The data on the use of corticosteroid or immunosuppressive agents in the treatment of IgG4-related intrathoracic disease were relatively small. According to the international consensus guidance statement on the management and treatment of IgG4-RD, glucocorticoids are the first-line agent for remission induction, of which prednisone at a dosage of 30 to 40 mg/d is a common initial treatment.[21] However, the optimal dose for IgG4-related lung disease and the course of corticosteroid therapy remains unclear. The exact regimen of corticosteroids has not been defined but in this study, for most patients, oral prednisone was administrated at an initial dosage of 0.5 to 1 mg/kg d. After 4 weeks, the prednisone dose tapered and was gradually reduced to 10 mg/d in a few months. Maintenance of low dose prednisone at 5 mg to 10 mg/d had been applied in the majority of patients for a long time. To avoid relapse or recurrence, the disease was closely monitored during follow-up and treatment regimen was adjusted according to the change of the disease. For some patients, the immunosuppressive agents were used in combination with corticosteroid, of which cyclophosphamide was frequently used in our study, which seemed beneficial. Pulmonary solitary nodules were more refractory to corticosteroid and immunosuppressant therapy, accounting for 36.4% (8/22), whereas only 2 patients with lung interstitial disease and 2 patients with bronchial thickening were unresponsive to therapy. However, in this study, the majority of extrathoracic lesions responded well to treatment. In addition, although a small number of patients with mild intrathoracic manifestations did not receive corticosteroid or immunosuppressant treatment, they achieved spontaneous remission or remained stable during the follow-up. In summary, corticosteroid and immunosuppressant therapy were considered effective treatment for IgG4-RD, though in some patients, intrathoracic lesions did not respond to corticosteroid therapy as well as extrathoracic lesions.

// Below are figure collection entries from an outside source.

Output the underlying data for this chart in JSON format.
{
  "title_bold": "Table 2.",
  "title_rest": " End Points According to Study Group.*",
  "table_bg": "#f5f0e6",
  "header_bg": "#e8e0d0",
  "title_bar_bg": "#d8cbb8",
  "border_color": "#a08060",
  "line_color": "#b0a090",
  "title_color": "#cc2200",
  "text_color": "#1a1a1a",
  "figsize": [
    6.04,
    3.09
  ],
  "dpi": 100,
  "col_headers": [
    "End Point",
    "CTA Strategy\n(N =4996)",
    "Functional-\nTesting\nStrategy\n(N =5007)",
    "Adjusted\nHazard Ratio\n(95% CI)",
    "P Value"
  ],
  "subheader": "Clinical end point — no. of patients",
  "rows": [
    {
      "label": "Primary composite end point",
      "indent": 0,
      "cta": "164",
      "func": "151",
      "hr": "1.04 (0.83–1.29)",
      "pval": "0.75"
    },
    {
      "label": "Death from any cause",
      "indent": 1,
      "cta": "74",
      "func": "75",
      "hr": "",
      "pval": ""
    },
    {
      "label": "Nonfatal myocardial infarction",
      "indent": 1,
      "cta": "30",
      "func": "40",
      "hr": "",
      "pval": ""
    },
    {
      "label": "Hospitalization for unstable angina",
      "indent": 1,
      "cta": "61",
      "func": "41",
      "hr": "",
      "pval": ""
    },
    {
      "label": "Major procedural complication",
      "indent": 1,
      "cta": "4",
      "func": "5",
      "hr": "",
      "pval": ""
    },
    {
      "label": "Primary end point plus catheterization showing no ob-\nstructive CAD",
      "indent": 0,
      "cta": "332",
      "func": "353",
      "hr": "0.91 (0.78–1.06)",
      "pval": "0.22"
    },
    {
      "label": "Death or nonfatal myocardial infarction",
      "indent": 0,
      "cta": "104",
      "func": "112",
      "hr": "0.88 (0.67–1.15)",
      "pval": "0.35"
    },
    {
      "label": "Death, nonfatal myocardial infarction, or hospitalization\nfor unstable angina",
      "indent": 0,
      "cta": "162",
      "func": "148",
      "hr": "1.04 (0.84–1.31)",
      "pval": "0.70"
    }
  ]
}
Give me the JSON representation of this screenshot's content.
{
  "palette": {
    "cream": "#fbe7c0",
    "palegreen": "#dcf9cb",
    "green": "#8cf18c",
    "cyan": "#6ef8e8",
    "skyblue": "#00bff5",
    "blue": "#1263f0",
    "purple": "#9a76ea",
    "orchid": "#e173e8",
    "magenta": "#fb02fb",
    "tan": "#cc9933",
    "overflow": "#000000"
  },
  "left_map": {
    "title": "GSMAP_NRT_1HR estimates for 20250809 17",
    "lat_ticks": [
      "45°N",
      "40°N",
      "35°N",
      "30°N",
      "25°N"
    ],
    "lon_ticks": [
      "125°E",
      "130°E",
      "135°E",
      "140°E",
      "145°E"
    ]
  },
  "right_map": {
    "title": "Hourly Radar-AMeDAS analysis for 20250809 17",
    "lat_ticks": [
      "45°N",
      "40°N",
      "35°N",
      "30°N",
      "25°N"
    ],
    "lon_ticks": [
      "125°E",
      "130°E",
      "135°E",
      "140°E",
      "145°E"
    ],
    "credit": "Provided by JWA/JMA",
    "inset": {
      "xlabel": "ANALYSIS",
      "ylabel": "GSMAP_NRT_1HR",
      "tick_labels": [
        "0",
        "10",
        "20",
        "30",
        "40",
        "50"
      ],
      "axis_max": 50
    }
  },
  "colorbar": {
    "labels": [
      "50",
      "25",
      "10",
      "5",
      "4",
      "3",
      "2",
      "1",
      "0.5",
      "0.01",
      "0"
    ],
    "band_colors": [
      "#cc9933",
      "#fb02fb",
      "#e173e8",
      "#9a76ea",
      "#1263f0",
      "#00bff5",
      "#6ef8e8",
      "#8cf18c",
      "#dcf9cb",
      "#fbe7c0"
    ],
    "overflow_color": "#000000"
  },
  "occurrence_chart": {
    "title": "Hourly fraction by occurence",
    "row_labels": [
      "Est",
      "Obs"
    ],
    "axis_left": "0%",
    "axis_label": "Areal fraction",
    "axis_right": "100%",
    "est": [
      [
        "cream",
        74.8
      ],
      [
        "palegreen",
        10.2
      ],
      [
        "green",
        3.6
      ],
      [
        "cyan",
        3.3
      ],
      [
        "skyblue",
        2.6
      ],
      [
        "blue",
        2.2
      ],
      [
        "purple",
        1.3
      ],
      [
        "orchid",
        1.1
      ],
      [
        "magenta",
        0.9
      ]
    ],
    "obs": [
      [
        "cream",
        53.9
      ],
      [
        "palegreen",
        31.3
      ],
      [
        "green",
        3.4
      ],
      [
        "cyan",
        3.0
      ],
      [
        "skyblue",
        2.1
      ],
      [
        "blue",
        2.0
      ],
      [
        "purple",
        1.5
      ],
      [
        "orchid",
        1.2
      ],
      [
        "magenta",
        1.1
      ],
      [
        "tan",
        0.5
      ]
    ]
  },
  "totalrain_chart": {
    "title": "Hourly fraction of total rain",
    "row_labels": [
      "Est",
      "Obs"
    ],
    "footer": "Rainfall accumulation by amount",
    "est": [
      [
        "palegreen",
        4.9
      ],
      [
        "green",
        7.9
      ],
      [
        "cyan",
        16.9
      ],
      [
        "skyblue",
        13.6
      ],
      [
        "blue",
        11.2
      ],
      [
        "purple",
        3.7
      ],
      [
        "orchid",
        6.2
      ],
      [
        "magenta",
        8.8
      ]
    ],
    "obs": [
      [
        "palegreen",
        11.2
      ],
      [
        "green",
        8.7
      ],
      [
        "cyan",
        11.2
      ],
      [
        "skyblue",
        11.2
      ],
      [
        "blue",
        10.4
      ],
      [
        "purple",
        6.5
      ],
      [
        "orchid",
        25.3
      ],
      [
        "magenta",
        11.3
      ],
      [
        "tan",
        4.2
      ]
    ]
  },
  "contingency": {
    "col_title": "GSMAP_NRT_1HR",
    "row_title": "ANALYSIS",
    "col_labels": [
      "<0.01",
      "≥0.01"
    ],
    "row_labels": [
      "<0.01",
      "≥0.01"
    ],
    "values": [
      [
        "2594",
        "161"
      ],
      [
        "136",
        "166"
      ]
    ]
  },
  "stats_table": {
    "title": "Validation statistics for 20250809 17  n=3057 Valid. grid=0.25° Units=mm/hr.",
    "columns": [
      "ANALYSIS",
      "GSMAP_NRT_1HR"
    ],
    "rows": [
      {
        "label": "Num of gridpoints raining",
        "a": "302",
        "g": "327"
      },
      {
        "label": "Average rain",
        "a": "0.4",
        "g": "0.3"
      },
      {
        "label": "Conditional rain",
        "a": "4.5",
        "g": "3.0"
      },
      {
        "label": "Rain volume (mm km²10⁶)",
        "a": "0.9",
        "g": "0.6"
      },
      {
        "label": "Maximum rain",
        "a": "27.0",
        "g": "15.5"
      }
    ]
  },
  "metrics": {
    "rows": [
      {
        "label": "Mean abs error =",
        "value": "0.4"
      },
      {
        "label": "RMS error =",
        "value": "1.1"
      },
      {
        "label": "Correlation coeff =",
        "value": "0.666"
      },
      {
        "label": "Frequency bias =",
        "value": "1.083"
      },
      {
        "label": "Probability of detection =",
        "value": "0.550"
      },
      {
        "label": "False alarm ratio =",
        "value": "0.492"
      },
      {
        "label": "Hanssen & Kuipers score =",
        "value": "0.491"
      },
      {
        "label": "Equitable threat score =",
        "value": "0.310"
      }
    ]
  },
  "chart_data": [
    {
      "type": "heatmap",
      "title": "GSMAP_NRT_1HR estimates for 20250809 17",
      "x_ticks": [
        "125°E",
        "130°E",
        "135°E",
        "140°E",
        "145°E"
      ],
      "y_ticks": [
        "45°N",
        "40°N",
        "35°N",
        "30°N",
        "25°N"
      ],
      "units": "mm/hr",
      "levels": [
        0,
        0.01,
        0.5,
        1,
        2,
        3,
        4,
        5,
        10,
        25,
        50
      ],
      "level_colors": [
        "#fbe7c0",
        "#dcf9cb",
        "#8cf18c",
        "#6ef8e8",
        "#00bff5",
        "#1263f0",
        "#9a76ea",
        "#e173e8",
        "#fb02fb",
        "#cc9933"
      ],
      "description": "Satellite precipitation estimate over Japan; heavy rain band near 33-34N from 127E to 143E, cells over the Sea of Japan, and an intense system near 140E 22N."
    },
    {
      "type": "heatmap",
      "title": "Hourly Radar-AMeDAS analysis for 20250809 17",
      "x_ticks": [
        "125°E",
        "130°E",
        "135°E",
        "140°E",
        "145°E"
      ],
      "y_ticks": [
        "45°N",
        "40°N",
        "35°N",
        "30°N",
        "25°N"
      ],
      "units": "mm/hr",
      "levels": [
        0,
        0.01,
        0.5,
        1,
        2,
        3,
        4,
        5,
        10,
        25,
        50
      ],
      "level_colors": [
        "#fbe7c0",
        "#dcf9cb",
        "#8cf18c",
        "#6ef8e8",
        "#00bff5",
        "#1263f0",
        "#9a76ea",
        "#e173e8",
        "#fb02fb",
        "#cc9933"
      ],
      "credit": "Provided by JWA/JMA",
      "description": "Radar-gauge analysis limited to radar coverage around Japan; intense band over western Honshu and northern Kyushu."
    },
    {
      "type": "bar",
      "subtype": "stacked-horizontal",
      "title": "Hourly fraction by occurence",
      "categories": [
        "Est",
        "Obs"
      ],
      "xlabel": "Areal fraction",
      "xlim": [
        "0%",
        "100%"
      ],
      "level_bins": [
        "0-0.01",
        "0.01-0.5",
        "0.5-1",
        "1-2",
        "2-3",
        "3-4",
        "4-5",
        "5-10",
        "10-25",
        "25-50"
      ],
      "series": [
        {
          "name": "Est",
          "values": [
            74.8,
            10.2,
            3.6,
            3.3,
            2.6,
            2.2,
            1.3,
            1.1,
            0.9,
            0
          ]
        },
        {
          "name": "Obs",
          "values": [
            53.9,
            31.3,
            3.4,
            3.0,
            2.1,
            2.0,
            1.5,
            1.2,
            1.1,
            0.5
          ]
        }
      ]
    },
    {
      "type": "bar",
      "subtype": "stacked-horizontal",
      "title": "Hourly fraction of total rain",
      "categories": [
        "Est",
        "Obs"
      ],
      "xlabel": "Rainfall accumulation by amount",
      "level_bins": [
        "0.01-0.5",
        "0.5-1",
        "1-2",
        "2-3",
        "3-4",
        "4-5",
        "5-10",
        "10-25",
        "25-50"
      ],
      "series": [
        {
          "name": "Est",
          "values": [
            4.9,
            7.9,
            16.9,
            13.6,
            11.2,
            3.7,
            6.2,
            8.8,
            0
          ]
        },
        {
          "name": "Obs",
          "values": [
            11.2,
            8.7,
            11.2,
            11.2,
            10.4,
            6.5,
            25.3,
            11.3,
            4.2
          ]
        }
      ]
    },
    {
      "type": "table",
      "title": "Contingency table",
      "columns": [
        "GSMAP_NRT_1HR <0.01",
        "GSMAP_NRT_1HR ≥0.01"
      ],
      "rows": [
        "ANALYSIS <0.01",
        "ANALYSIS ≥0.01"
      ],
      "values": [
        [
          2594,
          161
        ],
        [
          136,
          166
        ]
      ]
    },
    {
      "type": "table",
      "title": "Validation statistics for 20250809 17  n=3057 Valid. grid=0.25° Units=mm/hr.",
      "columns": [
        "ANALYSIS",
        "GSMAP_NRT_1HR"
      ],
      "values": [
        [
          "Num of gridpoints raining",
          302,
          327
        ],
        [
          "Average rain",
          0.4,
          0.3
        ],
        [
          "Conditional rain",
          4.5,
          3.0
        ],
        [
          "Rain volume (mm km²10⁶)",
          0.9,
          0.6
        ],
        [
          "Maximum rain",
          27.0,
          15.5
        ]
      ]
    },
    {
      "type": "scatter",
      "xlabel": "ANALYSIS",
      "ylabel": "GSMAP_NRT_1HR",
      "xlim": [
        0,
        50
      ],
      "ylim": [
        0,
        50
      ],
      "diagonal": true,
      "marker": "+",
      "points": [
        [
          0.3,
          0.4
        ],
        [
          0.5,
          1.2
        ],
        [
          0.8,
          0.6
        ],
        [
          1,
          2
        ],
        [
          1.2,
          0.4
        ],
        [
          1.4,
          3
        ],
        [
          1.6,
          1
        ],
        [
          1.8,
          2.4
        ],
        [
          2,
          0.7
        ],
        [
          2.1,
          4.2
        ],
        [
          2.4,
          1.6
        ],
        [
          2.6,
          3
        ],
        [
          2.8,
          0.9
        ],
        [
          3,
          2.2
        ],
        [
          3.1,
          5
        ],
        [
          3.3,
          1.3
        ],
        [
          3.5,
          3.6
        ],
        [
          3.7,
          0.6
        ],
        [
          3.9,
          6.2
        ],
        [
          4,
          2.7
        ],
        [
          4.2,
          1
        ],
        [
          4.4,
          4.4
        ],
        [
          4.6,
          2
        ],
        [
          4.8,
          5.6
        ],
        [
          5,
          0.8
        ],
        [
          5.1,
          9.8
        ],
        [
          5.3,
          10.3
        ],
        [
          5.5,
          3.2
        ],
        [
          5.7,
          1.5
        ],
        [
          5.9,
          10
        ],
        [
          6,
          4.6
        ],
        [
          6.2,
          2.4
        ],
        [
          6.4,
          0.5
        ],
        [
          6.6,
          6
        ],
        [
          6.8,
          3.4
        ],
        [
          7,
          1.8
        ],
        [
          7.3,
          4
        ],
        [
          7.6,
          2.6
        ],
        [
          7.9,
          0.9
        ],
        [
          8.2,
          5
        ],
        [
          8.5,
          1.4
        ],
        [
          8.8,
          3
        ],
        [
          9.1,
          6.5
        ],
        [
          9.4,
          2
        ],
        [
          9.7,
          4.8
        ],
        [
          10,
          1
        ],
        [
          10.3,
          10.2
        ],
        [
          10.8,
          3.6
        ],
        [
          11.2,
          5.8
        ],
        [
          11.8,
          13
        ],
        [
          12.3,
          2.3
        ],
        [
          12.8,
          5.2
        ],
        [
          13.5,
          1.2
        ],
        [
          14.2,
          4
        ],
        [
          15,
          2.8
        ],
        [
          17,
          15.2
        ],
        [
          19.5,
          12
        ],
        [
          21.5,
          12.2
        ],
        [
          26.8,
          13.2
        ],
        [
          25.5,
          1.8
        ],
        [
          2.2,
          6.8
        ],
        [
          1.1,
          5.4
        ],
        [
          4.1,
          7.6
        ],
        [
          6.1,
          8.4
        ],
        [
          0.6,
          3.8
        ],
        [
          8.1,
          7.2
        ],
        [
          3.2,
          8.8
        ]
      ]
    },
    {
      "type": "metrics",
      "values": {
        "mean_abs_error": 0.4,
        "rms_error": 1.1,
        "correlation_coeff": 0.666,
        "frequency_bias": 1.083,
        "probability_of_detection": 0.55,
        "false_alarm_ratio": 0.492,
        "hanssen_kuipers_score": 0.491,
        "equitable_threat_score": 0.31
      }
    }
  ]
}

This study has some limitations. First, our findings are based on the results from a single-center, which might led to some bias. It remains to be determined whether our results can be generalized to other ethnicities or populations of different backgrounds. Second, the number of patients who underwent lung biopsy was relatively small, most patients were pathologically diagnosed with outside thoracic tissue; because of difficulty in tissue biopsy in some patients, they only fulfilled criteria of clinically characteristic organ swelling/masses and elevated serum IgG4. Therefore, the intrathoracic lesions in IgG4-RD might be over-estimated according to symptoms and imaging findings; confirming intrathoracic involvement in IgG4-RD is still challenging, especially in those with no improvement after treatment. Thirdly, in this study, only few patients underwent respiratory function test, so we cannot evaluate the impact of the disease on pulmonary function.

In conclusion, intrathoracic involvement in IgG4-RD has the following characters: Respiratory symptoms in IgG4-related intrathoracic disease included cough, dyspnea asthma, chest pain, etc., which were generally mild; inflammatory markers, such as CRP and IgG4 were higher in IgG4-related intrathoracic disease than those without intrathoracic disease; IgG4-RD involves almost all intrathoracic organs, including lymph nodes, alveolar interstitium, interlobular septa, and bronchovascular bundles, manifested mostly as hilar and mediastinal lymphadenopathy, followed with lung nodule, interstitial lung disease and bronchial thickening; and most of lung interstitial disease, mediastinal mass and bronchial thickening were sensitive to corticosteroid and immunosuppressant therapy.